Category Archives: Olympics
Canada managed to win 18 total medals in the 2012 Olympics, while only tallying one gold medal. Previously, I proposed the question, has anyone ever won more medals than this with fewer golds? The answer, shockingly is yes. In 1952, Germany managed to win 24 total medals and exactly ZERO golds (7 Silver and 17 Bronze). Incredible. Really nice work.
Other countries that have come close include the United Kingdom in 1960 (2G, 6S, 12B), Sweden in 1984 (2G, 11S, 6B), and Cuba in 2008 (2G, 11S, 12B).

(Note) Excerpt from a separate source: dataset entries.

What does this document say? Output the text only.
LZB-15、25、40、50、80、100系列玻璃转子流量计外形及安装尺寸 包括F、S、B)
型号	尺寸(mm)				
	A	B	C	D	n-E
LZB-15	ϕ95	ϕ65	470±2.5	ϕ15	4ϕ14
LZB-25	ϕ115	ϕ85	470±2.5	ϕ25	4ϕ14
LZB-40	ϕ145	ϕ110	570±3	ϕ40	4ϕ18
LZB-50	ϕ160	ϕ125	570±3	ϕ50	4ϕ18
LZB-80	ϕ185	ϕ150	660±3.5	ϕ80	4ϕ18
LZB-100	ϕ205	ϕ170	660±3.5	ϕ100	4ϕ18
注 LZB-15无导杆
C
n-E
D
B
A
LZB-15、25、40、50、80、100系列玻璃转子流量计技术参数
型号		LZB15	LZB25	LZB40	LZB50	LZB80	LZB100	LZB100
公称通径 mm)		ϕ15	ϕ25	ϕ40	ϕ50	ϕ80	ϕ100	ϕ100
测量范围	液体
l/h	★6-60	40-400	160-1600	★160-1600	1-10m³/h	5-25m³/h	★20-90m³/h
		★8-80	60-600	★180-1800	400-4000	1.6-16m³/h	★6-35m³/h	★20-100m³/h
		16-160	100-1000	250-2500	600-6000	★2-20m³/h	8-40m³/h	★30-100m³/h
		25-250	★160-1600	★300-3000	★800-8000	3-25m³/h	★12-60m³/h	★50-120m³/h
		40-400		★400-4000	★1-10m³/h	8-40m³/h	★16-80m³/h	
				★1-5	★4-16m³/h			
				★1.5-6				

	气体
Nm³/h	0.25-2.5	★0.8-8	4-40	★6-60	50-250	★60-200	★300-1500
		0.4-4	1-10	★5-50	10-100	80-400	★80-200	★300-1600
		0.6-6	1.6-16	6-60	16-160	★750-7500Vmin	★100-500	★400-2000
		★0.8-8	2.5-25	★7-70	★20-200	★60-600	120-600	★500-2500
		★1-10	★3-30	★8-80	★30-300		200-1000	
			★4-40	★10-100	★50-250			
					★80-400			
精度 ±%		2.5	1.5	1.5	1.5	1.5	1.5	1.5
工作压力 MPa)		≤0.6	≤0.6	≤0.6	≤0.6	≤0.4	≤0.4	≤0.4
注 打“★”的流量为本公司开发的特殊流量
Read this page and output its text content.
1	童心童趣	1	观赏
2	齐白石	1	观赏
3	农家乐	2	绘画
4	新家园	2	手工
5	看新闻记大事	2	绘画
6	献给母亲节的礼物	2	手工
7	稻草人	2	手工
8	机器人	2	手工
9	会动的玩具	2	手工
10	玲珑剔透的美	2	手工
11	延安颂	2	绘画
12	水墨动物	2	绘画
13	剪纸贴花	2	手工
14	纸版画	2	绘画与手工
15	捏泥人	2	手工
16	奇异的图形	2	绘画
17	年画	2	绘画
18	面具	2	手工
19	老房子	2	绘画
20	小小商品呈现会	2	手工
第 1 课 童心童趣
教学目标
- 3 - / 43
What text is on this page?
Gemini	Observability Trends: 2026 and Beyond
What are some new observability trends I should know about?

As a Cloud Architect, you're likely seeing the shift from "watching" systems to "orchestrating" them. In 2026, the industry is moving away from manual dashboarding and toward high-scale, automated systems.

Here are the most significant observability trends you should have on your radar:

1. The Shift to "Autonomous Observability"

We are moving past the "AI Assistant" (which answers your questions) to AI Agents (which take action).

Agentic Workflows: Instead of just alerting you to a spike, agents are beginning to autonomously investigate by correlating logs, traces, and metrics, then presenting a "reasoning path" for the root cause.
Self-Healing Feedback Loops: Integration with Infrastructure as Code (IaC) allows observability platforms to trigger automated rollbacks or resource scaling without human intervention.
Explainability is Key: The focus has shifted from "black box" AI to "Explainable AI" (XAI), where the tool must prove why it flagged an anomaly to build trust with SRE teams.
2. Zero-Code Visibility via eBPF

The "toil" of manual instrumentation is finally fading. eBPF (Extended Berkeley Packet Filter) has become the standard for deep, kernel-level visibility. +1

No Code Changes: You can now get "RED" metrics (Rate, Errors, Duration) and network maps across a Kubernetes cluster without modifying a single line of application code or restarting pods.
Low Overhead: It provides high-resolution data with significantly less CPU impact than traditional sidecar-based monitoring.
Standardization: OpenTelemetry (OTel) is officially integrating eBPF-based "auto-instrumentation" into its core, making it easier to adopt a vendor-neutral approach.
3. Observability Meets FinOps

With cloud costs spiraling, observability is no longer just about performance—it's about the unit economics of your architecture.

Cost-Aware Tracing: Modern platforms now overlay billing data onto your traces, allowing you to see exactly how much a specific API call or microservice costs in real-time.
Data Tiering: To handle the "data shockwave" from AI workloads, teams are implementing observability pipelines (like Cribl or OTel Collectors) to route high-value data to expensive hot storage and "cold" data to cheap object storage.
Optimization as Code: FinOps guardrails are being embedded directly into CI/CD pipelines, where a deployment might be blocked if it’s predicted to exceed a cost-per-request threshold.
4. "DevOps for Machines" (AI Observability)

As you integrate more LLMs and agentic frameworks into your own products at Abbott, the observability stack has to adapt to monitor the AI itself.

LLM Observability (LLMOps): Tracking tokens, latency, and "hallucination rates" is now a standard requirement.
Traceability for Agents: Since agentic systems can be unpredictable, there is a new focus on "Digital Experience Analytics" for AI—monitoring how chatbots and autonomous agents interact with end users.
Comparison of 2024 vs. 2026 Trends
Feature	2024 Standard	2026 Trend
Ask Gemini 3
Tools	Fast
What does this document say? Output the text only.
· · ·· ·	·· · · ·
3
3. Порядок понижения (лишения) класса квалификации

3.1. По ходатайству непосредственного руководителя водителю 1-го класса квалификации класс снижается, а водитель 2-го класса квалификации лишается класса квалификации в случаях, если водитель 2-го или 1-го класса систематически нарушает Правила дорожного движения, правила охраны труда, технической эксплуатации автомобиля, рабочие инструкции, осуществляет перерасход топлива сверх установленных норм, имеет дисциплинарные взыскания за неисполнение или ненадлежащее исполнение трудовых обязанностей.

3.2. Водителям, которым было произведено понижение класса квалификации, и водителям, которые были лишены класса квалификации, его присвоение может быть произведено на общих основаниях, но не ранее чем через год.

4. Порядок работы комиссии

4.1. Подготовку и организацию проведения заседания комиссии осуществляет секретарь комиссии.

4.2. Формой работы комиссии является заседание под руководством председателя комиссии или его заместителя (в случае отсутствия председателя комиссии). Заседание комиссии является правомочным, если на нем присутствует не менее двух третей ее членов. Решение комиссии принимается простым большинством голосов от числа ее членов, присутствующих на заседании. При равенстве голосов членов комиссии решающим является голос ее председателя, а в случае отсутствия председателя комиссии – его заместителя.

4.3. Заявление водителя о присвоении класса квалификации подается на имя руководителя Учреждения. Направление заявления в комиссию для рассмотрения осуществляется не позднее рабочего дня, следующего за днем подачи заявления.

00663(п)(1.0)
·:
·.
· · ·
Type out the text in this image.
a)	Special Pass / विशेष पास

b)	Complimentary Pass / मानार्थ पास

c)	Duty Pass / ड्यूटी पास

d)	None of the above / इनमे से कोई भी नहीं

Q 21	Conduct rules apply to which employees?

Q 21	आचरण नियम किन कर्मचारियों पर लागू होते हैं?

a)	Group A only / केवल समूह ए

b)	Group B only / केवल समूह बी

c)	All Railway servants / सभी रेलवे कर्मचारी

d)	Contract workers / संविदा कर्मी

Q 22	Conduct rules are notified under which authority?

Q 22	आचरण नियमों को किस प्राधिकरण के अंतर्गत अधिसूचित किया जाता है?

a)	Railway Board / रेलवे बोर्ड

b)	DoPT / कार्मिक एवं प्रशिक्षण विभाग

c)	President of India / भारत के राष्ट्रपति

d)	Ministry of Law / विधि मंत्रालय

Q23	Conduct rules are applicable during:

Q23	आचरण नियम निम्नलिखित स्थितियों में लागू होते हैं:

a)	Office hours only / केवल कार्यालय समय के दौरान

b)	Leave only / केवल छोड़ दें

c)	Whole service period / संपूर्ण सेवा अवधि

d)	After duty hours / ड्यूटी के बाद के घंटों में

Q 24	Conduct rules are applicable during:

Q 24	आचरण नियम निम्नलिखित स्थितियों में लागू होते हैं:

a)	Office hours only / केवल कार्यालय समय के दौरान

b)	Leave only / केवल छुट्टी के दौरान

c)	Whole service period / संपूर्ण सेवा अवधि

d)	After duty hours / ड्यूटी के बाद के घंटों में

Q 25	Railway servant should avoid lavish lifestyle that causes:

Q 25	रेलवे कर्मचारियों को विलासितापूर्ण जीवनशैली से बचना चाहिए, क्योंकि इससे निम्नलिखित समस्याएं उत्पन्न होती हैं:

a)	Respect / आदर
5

Another fun fact: Only 5 times has a team won more than 50 total medals and won more bronze than silver and more silver than gold. They are Sweden 1920 (19G, 20S, 24B), Soviet Union in 1964(30G, 31S, 35B), West Germany in 1984 (17G, 19S, 23B), Germany in 2000 (13G, 17S, 26B), and, most recently, Russia in 2012 (24G, 26S, 32B).
See you in Brazil in 2016!
I read this story about some badminton players that were thrown out of the Olympics for intentionally losing a match. In the words of Deadspin:
The Chinese team of Wang Xiaoli and Yu Yang and South Koreans Jung Kyung-eun and Kim Ha-na played a farce of a match in which players served into the net on purpose or lazily launched shots out of bounds. The Chinese players’ incentive to lose was a bracket placement that would keep them on the opposite side from the other top-ranked Chinese team, meaning they’d avoid facing them until the finals. The Koreans, having sensed the plot from Wang and Yu, attempted to lose themselves in response.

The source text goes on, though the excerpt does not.